The young scientists who became old hands at innovation

By Caroline O’DohertyTHE subject matter was more low-tech than hi-spec and the presentation wasn’t half as slick but the thrill of winning the Young Scientist competition was just as strong 40 years ago as it is today.
The young scientists who became old hands at innovation

Dr John Monahan, the first-ever winner in 1965, is now chief executive of one of the leading biotechnology companies in the US but he still counts his Young Scientist award as one of his proudest achievements.

"I was on the Late Late Show with Gay Byrne. That was a big thing," he recalls, remembering how he bowled over the judges with a model demonstrating how proteins and sugars were broken down in the digestive system.

His model was made of bits of wood, metal and glass he pieced together in his own home and it earned the then Newbridge College student what he remembers as an absolute a fortune £500.

Today, he heads up Avigen in California, piecing together the intricate secrets of gene therapy to create treatments for haemophilia, Parkinson's disease and heart conditions in a business with annual sales of $3 billion.

"It's a milestone," agrees Professor Tadhg Begley, who was a student at North Monastery CBS in Cork when he won the 1973 competition with a painstaking search for minerals and pollutants in water samples he collected in jars over a number of years from the sea off Youghal where he lived. Now he inspires the same inquisitiveness and persistence in the students he works with in the chemistry department at the prestigious Ivy League Cornell University in New York State.

To mark this year's 40th anniversary of the Young Scientist award, the organisers have been tracking down past winners and about 30 will be attending a gala dinner in their honour this Saturday.

Their search has uncovered young and not-so-young scientists working all over the world, many still immersed in scientific pursuits and others who chose quite different career paths.

Among those for whom the Young Scientist award was the start of a lifelong string of honours and accolades are 1969 winner, Dr Luke Drury, formerly of Wesley College, Dublin, who became an astrophysicist, winning acclaim for his work in nuclear physics and cosmic rays.

Dr Mary Kelly-Quinn, winner in 1976, left Our Lady's Secondary School in Castleblaney to study at UCD where she now lectures in zoology and runs a freshwater research laboratory, and 1978 winner, Dr Donald McDonnell then of Crescent College Camp, Dooradoyle, Limerick, went on to do pioneering research in breast and prostate cancer.

Prof Begley admits he was disappointed his water samples didn't show traces of gold deposits in the seabed around his home 30 years ago but he believes winning the Young Scientist was worth its weight in gold.

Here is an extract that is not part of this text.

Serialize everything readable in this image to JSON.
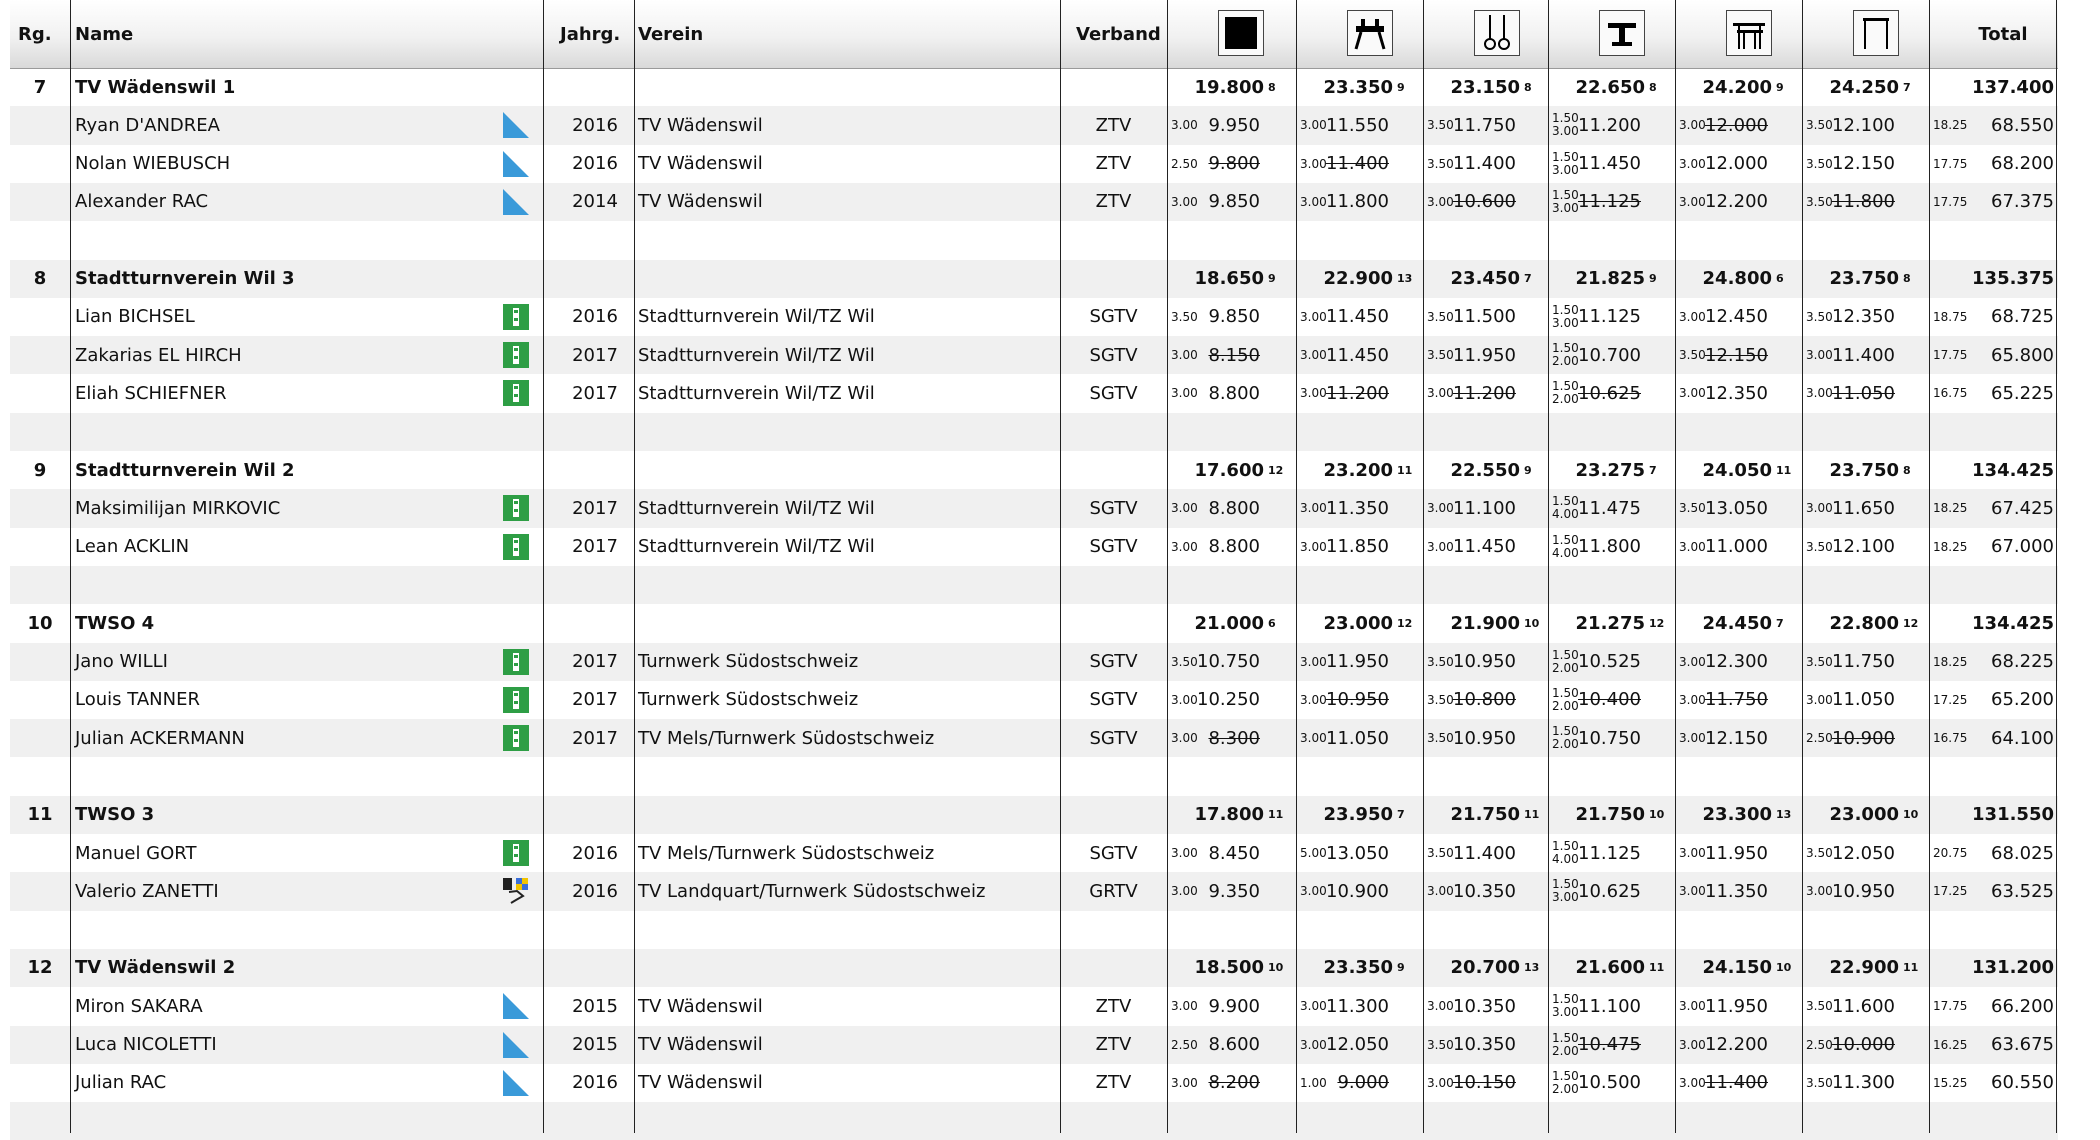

"Young people do not often know their potential. To be honoured with a major award gives you a sense of confidence to be ambitious. Also, later on, when you start doing graduate research or any difficult undertaking, and things start to get tough as inevitably they do, having been marked out with a prestigious award makes you think, I can do this, I am a very capable person."

Dr Monahan echoes that view.

"It was certainly a very motivating thing for me. It's something that has tremendous impact, not just on the winners but on all the people who participate."